The story of the copper mines of Montana was interesting. It reflected the massive and historical change from a manufacturing to a service economy, leaving bleated small towns behind. The author talked about yet another attorney-father who told stories about the copper mines. However, the attorney never worked in the copper mines or the factory, nor was there any connection with being a man. Yeah, the author had an excellent relationship with his father as he collected data for the story. But the data he collected was more about the economy or the vanishing of small towns' economic vibrancy in American culture of the mid-20th century. It was a financial story of a small American town that could come from a man or woman.
Published in 2010, I believe most of these stories are not unique to men. However, they are legitimate human stories, especially the two men that turned their lives around and now are helping convicted felons stay out of jail. But women are also producers, screenwriters, attorneys, venture capitalists, combat soldiers, correspondents on dangerous assignments, convicted felons, and CEOs. And they had children who were drug addicts and died tragically too. President Biden was the one perfect example of a father-son love relationship who died of cancer. He was grieving so deeply that he could not run for president in the 2016 campaign. That's a man as he showed how vulnerable he was to the world who decided to grieve for his son, instead of running for president!
I do not recommend this book.
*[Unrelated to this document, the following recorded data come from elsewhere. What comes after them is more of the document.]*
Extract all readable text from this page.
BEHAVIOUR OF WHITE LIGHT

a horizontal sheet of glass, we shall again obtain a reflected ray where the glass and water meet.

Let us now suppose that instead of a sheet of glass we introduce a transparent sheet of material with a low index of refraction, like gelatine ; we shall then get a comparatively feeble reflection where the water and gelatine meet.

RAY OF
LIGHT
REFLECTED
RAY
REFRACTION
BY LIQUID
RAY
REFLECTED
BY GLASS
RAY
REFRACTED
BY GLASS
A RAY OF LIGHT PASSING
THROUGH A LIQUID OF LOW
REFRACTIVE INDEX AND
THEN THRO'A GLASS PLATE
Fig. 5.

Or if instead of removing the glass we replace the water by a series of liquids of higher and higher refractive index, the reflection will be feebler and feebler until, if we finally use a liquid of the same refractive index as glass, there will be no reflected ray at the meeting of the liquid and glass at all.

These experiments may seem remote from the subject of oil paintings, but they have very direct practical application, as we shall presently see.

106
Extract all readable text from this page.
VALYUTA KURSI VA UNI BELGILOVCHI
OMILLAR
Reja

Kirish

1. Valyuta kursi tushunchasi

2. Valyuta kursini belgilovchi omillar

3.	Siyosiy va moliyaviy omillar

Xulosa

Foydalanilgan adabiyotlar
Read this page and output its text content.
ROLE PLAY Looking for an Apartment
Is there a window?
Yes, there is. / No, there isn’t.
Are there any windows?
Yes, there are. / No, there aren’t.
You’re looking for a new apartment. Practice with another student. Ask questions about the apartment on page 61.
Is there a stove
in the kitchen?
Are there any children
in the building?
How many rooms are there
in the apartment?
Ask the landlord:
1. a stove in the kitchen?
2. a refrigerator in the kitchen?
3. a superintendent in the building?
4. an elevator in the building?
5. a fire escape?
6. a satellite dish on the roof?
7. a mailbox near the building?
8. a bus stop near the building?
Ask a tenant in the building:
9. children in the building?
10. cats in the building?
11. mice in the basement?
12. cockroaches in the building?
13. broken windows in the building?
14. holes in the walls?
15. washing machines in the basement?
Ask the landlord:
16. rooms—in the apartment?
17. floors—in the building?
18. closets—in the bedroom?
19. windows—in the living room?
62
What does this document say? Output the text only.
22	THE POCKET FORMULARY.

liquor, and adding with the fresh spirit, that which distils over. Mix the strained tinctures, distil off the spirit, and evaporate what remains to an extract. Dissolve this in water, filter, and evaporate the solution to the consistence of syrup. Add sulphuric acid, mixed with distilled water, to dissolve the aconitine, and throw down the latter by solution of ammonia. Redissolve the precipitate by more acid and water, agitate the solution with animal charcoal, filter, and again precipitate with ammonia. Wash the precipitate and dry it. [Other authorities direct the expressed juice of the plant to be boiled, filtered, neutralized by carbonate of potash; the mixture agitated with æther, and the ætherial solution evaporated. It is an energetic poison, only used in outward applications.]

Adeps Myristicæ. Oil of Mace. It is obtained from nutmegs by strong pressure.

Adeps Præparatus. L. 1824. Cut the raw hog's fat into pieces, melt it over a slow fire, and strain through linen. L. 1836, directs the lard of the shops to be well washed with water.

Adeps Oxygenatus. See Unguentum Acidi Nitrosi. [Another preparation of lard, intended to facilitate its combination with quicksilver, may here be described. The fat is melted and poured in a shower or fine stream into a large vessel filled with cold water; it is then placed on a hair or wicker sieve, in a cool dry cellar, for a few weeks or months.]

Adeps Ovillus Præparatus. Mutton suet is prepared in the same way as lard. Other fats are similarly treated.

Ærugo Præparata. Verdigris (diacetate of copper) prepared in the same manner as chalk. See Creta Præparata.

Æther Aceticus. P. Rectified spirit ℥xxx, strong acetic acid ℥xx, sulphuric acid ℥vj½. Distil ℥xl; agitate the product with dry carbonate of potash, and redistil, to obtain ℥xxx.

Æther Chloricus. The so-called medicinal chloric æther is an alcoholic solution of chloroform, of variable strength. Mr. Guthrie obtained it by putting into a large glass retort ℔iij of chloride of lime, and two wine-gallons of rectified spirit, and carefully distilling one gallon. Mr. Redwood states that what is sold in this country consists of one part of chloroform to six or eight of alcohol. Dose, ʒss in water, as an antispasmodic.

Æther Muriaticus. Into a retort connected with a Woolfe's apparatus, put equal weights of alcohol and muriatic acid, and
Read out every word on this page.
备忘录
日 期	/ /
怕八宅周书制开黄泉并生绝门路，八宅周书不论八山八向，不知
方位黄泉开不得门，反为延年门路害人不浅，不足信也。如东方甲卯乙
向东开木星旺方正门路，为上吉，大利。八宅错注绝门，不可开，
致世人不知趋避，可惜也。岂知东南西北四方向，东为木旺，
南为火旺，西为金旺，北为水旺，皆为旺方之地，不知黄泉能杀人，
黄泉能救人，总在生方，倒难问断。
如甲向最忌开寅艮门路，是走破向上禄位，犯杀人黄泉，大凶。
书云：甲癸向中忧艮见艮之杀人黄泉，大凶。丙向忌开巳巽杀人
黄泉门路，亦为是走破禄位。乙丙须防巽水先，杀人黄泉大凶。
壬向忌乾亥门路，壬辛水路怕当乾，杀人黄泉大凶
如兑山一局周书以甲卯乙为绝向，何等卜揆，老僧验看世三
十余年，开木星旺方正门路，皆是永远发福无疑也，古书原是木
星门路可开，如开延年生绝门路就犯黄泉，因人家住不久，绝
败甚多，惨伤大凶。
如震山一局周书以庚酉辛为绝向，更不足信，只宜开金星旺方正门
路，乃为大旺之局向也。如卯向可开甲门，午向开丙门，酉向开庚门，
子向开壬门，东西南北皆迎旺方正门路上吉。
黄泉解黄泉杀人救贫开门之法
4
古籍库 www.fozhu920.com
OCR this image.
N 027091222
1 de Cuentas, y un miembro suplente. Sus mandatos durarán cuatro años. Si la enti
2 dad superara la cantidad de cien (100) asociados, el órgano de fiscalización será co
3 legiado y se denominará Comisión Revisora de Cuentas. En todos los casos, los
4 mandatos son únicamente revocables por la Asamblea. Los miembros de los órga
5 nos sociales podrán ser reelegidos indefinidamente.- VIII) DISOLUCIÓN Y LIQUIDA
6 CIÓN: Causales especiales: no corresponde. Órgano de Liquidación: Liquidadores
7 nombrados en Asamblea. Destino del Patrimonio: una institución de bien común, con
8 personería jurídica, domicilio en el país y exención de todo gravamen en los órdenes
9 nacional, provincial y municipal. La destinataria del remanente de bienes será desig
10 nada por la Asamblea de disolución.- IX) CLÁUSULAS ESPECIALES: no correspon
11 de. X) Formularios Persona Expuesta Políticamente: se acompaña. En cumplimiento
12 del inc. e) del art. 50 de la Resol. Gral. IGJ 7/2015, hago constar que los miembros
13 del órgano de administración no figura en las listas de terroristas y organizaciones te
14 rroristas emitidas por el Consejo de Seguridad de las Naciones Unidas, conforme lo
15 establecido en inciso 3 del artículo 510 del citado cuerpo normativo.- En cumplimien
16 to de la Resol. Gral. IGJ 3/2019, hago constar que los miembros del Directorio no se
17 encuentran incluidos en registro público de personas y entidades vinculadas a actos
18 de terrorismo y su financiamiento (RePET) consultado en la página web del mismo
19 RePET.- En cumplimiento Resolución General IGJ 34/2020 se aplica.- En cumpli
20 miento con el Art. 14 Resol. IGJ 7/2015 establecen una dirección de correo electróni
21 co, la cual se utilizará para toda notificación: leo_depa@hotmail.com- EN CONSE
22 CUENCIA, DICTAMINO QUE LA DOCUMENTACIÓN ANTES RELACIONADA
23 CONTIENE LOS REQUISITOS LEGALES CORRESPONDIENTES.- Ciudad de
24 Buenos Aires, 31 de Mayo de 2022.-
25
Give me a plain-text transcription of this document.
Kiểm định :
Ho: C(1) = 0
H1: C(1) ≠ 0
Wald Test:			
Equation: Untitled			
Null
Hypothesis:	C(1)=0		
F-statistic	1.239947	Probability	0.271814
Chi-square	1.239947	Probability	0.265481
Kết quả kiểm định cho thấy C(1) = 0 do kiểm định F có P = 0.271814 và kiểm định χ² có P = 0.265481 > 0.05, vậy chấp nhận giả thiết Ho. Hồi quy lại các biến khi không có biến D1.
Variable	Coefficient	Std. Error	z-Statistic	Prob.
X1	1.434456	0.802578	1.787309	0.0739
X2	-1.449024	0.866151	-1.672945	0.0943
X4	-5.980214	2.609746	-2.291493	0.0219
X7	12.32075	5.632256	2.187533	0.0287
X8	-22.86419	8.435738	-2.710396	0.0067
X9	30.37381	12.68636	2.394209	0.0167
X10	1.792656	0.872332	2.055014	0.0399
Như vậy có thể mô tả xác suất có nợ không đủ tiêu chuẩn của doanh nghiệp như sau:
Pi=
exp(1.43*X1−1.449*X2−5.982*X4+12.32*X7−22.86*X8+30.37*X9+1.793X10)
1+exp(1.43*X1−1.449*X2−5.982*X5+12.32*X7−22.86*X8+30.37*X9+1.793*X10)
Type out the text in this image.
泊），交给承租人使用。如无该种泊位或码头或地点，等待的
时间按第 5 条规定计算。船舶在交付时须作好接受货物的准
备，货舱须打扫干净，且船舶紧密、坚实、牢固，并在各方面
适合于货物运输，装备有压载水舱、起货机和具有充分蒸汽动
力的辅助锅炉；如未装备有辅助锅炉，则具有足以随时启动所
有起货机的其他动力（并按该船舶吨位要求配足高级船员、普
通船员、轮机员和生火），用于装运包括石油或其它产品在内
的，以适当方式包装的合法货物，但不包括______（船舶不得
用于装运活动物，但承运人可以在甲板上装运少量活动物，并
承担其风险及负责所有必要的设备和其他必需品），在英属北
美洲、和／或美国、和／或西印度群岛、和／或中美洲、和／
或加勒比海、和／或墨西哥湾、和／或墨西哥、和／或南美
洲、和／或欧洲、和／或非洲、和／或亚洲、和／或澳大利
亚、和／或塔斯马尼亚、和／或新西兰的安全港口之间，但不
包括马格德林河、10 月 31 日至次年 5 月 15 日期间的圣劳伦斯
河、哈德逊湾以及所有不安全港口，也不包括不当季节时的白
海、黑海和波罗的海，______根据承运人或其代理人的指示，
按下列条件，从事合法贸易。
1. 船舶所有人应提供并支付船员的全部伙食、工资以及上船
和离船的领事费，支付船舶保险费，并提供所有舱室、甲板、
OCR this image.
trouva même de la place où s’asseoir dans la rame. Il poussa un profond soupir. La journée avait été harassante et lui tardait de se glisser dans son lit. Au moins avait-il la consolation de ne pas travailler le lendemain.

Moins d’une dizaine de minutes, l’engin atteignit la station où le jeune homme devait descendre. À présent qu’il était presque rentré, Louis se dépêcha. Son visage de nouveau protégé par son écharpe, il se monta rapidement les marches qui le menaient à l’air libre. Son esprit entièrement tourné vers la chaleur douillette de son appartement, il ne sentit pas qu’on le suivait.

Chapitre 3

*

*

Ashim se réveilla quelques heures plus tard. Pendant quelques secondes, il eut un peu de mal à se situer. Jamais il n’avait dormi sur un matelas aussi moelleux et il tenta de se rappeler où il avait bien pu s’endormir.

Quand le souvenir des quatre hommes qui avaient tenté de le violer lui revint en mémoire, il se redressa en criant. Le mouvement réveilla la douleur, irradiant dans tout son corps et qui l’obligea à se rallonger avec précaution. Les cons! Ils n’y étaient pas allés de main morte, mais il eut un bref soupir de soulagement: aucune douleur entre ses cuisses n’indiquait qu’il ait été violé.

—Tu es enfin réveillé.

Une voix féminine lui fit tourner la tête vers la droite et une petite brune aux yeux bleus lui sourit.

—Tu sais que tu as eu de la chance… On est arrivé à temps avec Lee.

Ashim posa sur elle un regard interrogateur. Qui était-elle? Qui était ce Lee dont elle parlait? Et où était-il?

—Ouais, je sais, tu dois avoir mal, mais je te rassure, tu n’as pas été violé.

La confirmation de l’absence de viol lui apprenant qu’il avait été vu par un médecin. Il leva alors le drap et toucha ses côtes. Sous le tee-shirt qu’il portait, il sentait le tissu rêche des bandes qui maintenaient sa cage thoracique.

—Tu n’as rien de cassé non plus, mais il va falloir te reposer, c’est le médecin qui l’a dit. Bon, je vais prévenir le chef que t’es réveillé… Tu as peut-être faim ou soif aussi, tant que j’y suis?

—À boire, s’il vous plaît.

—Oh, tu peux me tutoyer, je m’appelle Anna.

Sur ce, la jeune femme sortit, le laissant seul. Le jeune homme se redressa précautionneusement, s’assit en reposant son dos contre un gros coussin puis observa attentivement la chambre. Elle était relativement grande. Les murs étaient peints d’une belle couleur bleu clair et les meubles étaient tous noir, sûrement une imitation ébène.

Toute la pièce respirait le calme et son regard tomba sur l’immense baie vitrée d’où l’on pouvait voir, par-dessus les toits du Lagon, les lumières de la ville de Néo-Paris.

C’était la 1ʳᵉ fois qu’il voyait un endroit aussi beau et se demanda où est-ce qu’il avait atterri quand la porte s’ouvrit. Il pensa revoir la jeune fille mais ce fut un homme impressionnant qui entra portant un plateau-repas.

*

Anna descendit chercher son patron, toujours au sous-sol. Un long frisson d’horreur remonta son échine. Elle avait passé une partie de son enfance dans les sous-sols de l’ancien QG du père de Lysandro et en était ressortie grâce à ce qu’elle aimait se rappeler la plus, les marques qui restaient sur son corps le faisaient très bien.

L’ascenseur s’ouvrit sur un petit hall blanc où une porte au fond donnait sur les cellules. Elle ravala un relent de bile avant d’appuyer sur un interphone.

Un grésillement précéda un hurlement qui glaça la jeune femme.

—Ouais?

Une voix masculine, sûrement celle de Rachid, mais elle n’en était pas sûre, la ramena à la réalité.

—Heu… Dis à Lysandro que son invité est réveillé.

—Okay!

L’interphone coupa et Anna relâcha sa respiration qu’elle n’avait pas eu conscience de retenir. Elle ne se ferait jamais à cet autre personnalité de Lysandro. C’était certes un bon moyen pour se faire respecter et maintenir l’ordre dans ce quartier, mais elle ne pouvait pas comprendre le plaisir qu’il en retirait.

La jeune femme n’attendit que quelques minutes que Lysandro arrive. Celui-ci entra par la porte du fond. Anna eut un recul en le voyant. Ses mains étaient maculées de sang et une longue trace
I am not alone; almost half of the readers who wrote a review scored it a 3 star or less!
The Good Men Project website is much more diverse in thinking and captures the problems and challenges ordinary men like me face. But all is not lost. My money to buy this book went to a good cause the Good Men Project supports.
Read Iron John by Robert Bly is THE book written for men and Bly tells us men exactly why. It is still eerily current with today's men's problems that have gotten worse since Bly's days a generation ago.